Biology is basically all about trees. It turns out that the organization and design of biological networks are all around us. We have cardiovascular systems, we have neural systems, we have plant vascular networks. Biological trees are built around common themes in the geometry of vascular networks. Vascular networks flux resources, and resources are basically what maintain us. The speed at which you’re able to flux resources will then influence the speed of your physiology: How fast you grow, how long it will take you to reach reproductive maturity, how long ultimately organisms live. In the case of trees, how much carbon dioxide they are able to absorb from the atmosphere. If you understand the organization of vascular networks you can actually predict an enormous amount about the functioning of organisms.

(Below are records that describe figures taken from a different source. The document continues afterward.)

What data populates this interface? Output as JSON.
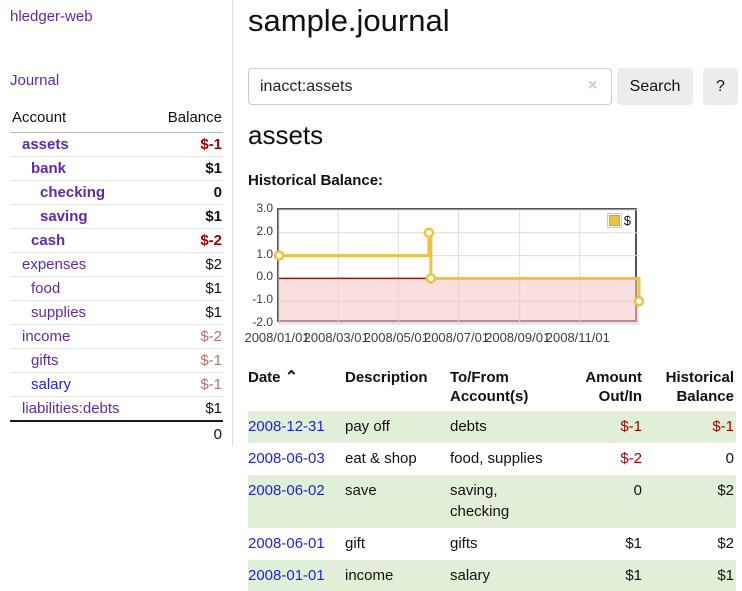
{
  "app": {
    "brand": "hledger-web"
  },
  "sidebar": {
    "nav_journal": "Journal",
    "header": {
      "account": "Account",
      "balance": "Balance"
    },
    "accounts": [
      {
        "name": "assets",
        "balance": "$-1"
      },
      {
        "name": "bank",
        "balance": "$1"
      },
      {
        "name": "checking",
        "balance": "0"
      },
      {
        "name": "saving",
        "balance": "$1"
      },
      {
        "name": "cash",
        "balance": "$-2"
      },
      {
        "name": "expenses",
        "balance": "$2"
      },
      {
        "name": "food",
        "balance": "$1"
      },
      {
        "name": "supplies",
        "balance": "$1"
      },
      {
        "name": "income",
        "balance": "$-2"
      },
      {
        "name": "gifts",
        "balance": "$-1"
      },
      {
        "name": "salary",
        "balance": "$-1"
      },
      {
        "name": "liabilities:debts",
        "balance": "$1"
      }
    ],
    "total": "0"
  },
  "header": {
    "title": "sample.journal"
  },
  "search": {
    "value": "inacct:assets",
    "clear_icon": "×",
    "button": "Search",
    "help_button": "?"
  },
  "main": {
    "heading": "assets",
    "chart_label": "Historical Balance:"
  },
  "chart_data": {
    "type": "line",
    "title": "Historical Balance:",
    "x_start": "2008-01-01",
    "x_span_days": 365,
    "ylim": [
      -2,
      3
    ],
    "y_ticks": [
      "3.0",
      "2.0",
      "1.0",
      "0.0",
      "-1.0",
      "-2.0"
    ],
    "x_ticks": [
      "2008/01/01",
      "2008/03/01",
      "2008/05/01",
      "2008/07/01",
      "2008/09/01",
      "2008/11/01"
    ],
    "grid": true,
    "colors": {
      "grid": "#dcdcdc",
      "negative_region": "#f6c4c4",
      "zero_line": "#8f1a1a"
    },
    "legend": {
      "position": "top-right"
    },
    "series": [
      {
        "name": "$",
        "color": "#edc240",
        "step": true,
        "points": [
          {
            "date": "2008-01-01",
            "value": 1
          },
          {
            "date": "2008-06-01",
            "value": 2
          },
          {
            "date": "2008-06-03",
            "value": 0
          },
          {
            "date": "2008-12-31",
            "value": -1
          }
        ]
      }
    ]
  },
  "table": {
    "columns": {
      "date": "Date",
      "sort_icon": "⌃",
      "description": "Description",
      "accounts": "To/From Account(s)",
      "amount": "Amount Out/In",
      "balance": "Historical Balance"
    },
    "rows": [
      {
        "date": "2008-12-31",
        "description": "pay off",
        "accounts": "debts",
        "amount": "$-1",
        "balance": "$-1"
      },
      {
        "date": "2008-06-03",
        "description": "eat & shop",
        "accounts": "food, supplies",
        "amount": "$-2",
        "balance": "0"
      },
      {
        "date": "2008-06-02",
        "description": "save",
        "accounts": "saving,\nchecking",
        "amount": "0",
        "balance": "$2"
      },
      {
        "date": "2008-06-01",
        "description": "gift",
        "accounts": "gifts",
        "amount": "$1",
        "balance": "$2"
      },
      {
        "date": "2008-01-01",
        "description": "income",
        "accounts": "salary",
        "amount": "$1",
        "balance": "$1"
      }
    ]
  }
}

Because nearly all plants grow by the same network rules, we can scale up these rules to make accurate predictions about the functioning of an entire forest. In a forest, where resources such as sunlight and water are limited, trees compete with each other to get as much of what they need to live and grow as possible. The result is a fractal-like filling of the forest space, with a few large trees taking up most of the resources and many small trees filling in the cracks. The ratio of big trees to little trees in a forest turns out to be the same as the ratio of big branches to little branches on a single tree from that forest. From this we can determine many aspects of how entire forests work. If we know something about these branching rules we can start saying something about what may happen in the future. These branching patterns are so prevalent that they will govern and influence how plants respond in a changing world.